As Kristic explained, during the speculative post-Covid market, many galleries failed to consider the longer-term repercussions of raising the prices of ultra-contemporary works. Because galleries are reluctant to lower an artist’s prices, there is now a “logjam” as works on the secondary market trade for as much as half of the primary market price.
“There seems to be a lot of shortsightedness operating, broadly speaking, and we’re definitely in a time of correction for that,” she said.
Belgian collector Alain Servais noted that despite his far greater preference for buying from galleries, he has more than doubled his spending at auction relative to the primary market because of those price differences. This points to a phenomenon in which auctions are increasingly competing with galleries for collector sales.
“The success of the auctions doesn’t mean that people will be ready to pay primary prices at Art Basel, because prices are still too high,” Servais said. “There are still some massive clouds in the sky… As soon as you shake up trust a little bit [in the art system]— n the fact that an artwork is not only fairly priced, but that it’s also genuine—then, suddenly, the entire system starts to shake.”

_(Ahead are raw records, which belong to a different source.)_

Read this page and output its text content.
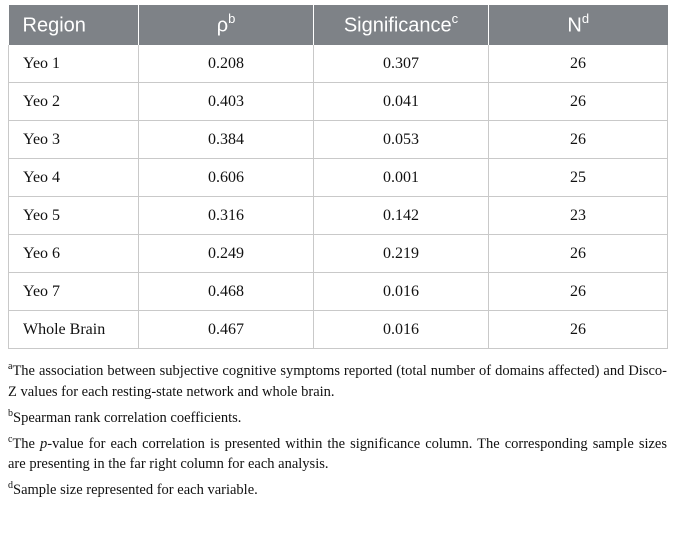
Region	$\rho^b$	Significance$^c$	$N^d$
Yeo 1	0.208	0.307	26
Yeo 2	0.403	0.041	26
Yeo 3	0.384	0.053	26
Yeo 4	0.606	0.001	25
Yeo 5	0.316	0.142	23
Yeo 6	0.249	0.219	26
Yeo 7	0.468	0.016	26
Whole Brain	0.467	0.016	26

$^a$The association between subjective cognitive symptoms reported (total number of domains affected) and Disco-Z values for each resting-state network and whole brain.

$^b$Spearman rank correlation coefficients.

$^c$The p-value for each correlation is presented within the significance column. The corresponding sample sizes are presenting in the far right column for each analysis.

$^d$Sample size represented for each variable.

That is why even small galleries like Jocelyn Wolff’s, which say they have never raised their artists’ prices, suffer from the inflated pricing of non-established, young, or emerging artists. It “damages the whole market,” Wolff said. “It’s not fair. All the people who were quite conservative have been affected by the policies of dealers who created speculative bubbles. And we didn’t benefit from those bubbles, but we will suffer from their deflation.”
To build trust and meet the market where it is, “my armor is to be content-driven,” Wolff said. He and others said that dealers must be proactive and work harder than ever to cultivate meaningful bonds with their collectors, who in turn feel they can trust them. This is also a way in which Art Basel has a competitive edge over auctions: by creating the art-focused, in-person community that Kristic observed has no real equivalent elsewhere.

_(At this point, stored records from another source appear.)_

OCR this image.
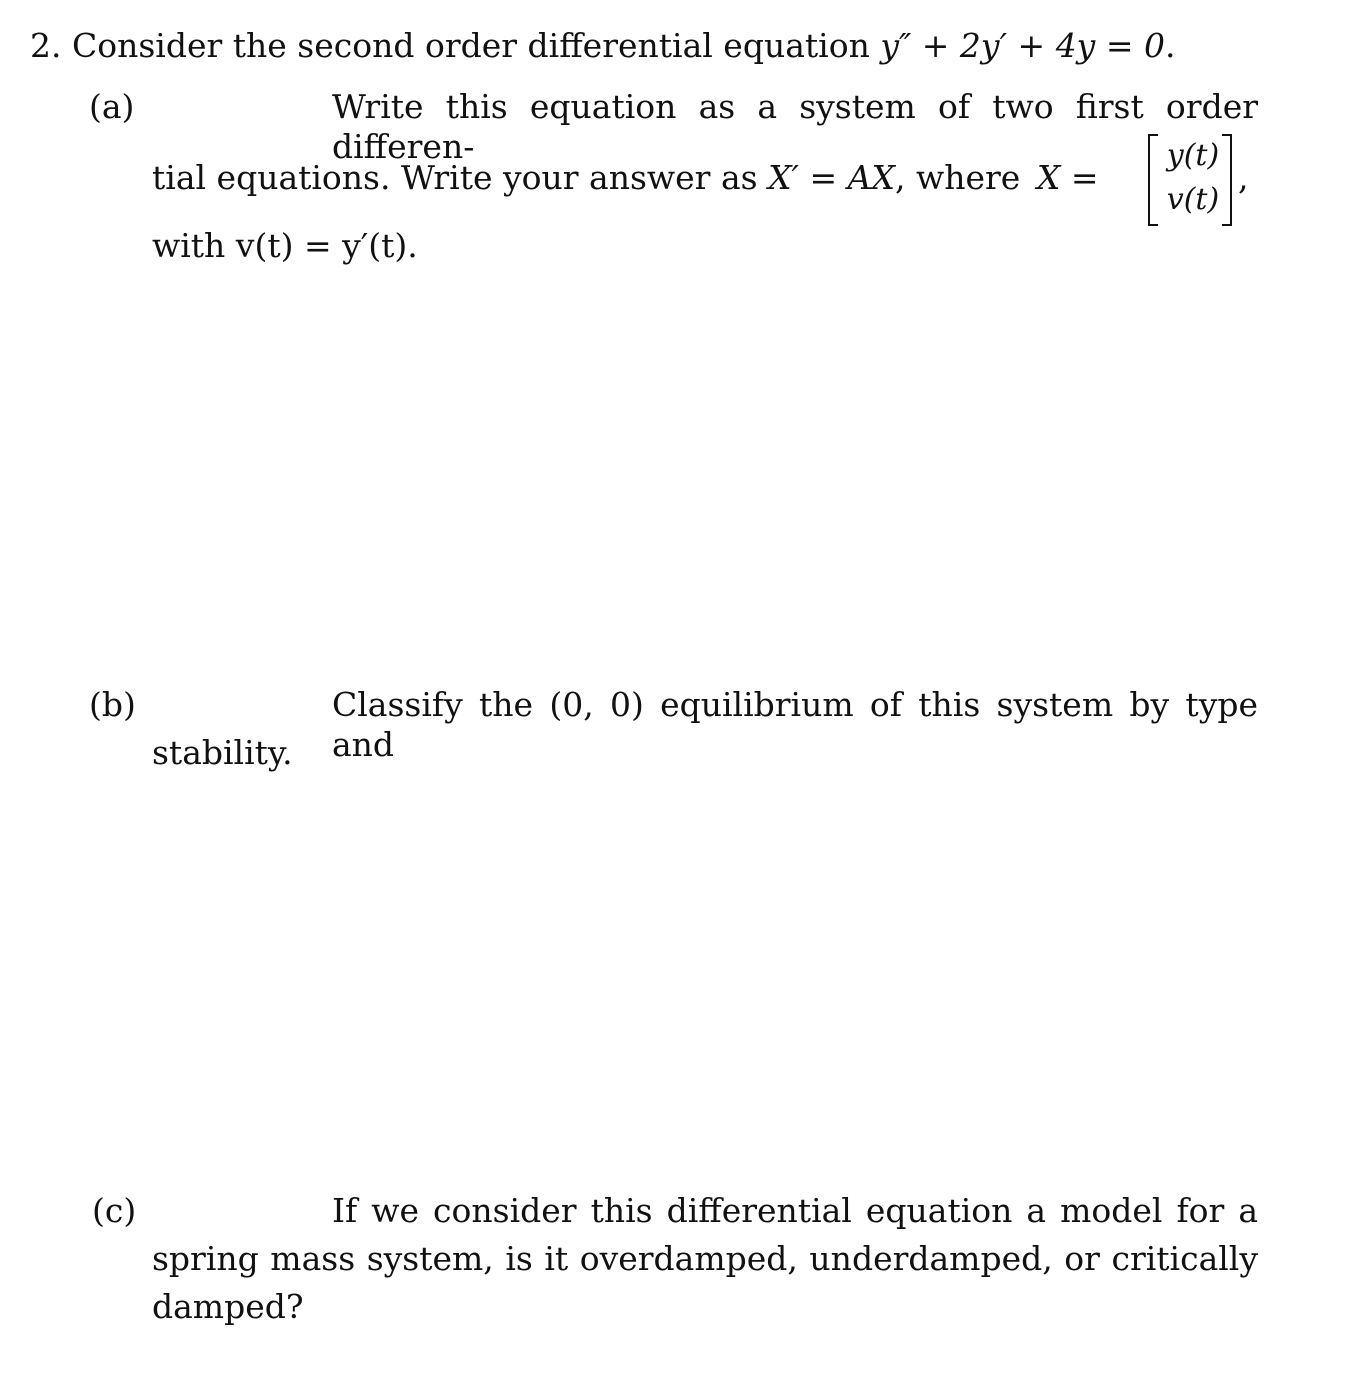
2. Consider the second order differential equation y″ + 2y′ + 4y = 0.
(a)	Write this equation as a system of two first order differen-
tial equations. Write your answer as X′ = AX, where X =
y(t)
v(t)
,
with v(t) = y′(t).
(b)	Classify the (0, 0) equilibrium of this system by type and
stability.
(c)	If we consider this differential equation a model for a
spring mass system, is it overdamped, underdamped, or critically
damped?
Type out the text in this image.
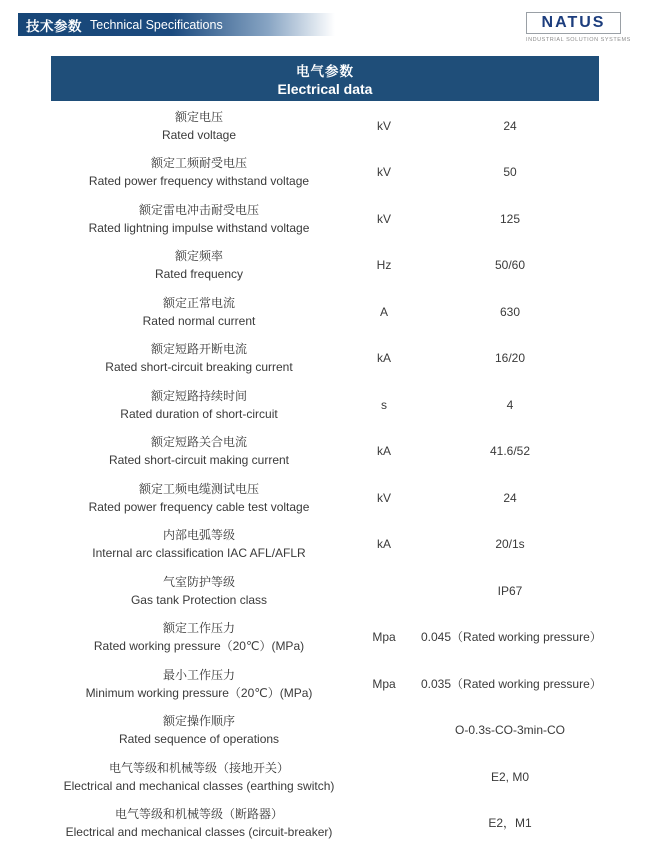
技术参数 Technical Specifications	NATUS
INDUSTRIAL SOLUTION SYSTEMS
电气参数
Electrical data
额定电压
Rated voltage
kV	24
额定工频耐受电压
Rated power frequency withstand voltage
kV	50
额定雷电冲击耐受电压
Rated lightning impulse withstand voltage
kV	125
额定频率
Rated frequency
Hz	50/60
额定正常电流
Rated normal current
A	630
额定短路开断电流
Rated short-circuit breaking current
kA	16/20
额定短路持续时间
Rated duration of short-circuit
s	4
额定短路关合电流
Rated short-circuit making current
kA	41.6/52
额定工频电缆测试电压
Rated power frequency cable test voltage
kV	24
内部电弧等级
Internal arc classification IAC AFL/AFLR
kA	20/1s
气室防护等级
Gas tank Protection class
IP67
额定工作压力
Rated working pressure（20℃）(MPa)
Mpa	0.045（Rated working pressure）
最小工作压力
Minimum working pressure（20℃）(MPa)
Mpa	0.035（Rated working pressure）
额定操作顺序
Rated sequence of operations
O-0.3s-CO-3min-CO
电气等级和机械等级（接地开关）
Electrical and mechanical classes (earthing switch)
E2, M0
电气等级和机械等级（断路器）
Electrical and mechanical classes (circuit-breaker)
E2，M1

Christophe Gaillard, founder of the eponymous mid-sized French gallery, said that he sees the trust he has established with his collectors as “also counting as money, because we have built credibility with them. They know that we are profoundly engaged with our artists — even those who don’t sell as easily—and in six months, we won’t kick out an artist that isn’t performing.” He is bringing a booth curated around the theme of hybrids and metamorphosis, with a mix of contemporary and historic works, per the gallery’s identity. Artists include Germaine Richier, César, Anita Molinero—a new addition to the roster—Folkert de Jong, and Hélène Delprat, among others.

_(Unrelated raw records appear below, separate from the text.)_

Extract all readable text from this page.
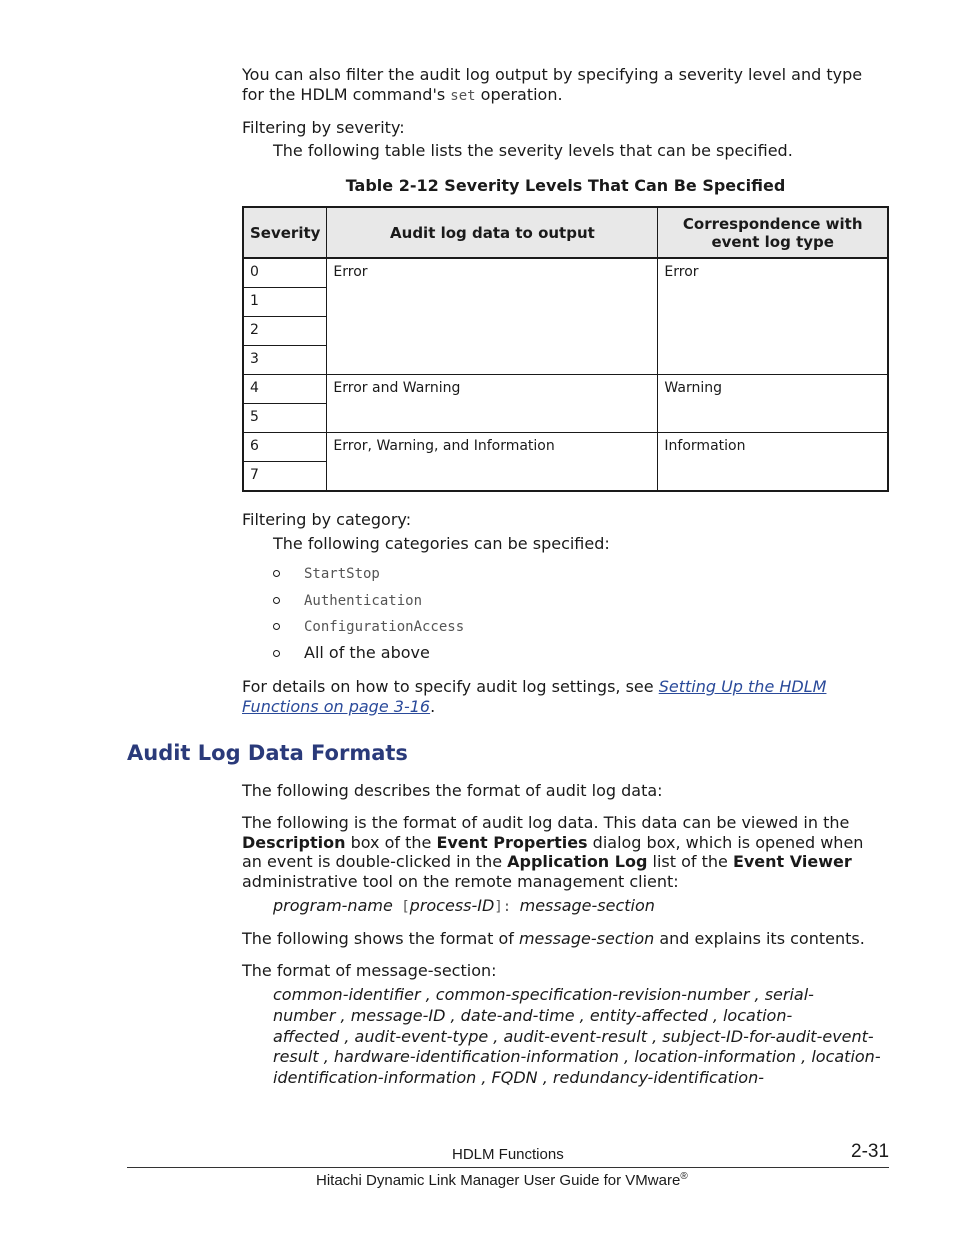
You can also filter the audit log output by specifying a severity level and type
for the HDLM command's set operation.
Filtering by severity:
The following table lists the severity levels that can be specified.
Table 2-12 Severity Levels That Can Be Specified
Severity	Audit log data to output	Correspondence with event log type
0	Error	Error
1		
2		
3		
4	Error and Warning	Warning
5		
6	Error, Warning, and Information	Information
7		
Filtering by category:
The following categories can be specified:
StartStop
Authentication
ConfigurationAccess
All of the above
For details on how to specify audit log settings, see Setting Up the HDLM
Functions on page 3-16.
Audit Log Data Formats
The following describes the format of audit log data:
The following is the format of audit log data. This data can be viewed in the
Description box of the Event Properties dialog box, which is opened when
an event is double-clicked in the Application Log list of the Event Viewer
administrative tool on the remote management client:
program-name [process-ID]: message-section
The following shows the format of message-section and explains its contents.
The format of message-section:
common-identifier , common-specification-revision-number , serial-
number , message-ID , date-and-time , entity-affected , location-
affected , audit-event-type , audit-event-result , subject-ID-for-audit-event-
result , hardware-identification-information , location-information , location-
identification-information , FQDN , redundancy-identification-
HDLM Functions	2-31
Hitachi Dynamic Link Manager User Guide for VMware®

While Gaillard said he expects a strong collector turnout at Basel, including many from Asia, he agreed the current market is unpredictable, and things “don’t happen as they normally would.” By that, he meant that in order to be competitive, dealers must go out of their way to meet with collectors and find creative ways to cultivate those relationships.
“The days of just waiting in the gallery for collectors to come see you are over,” Gaillard said.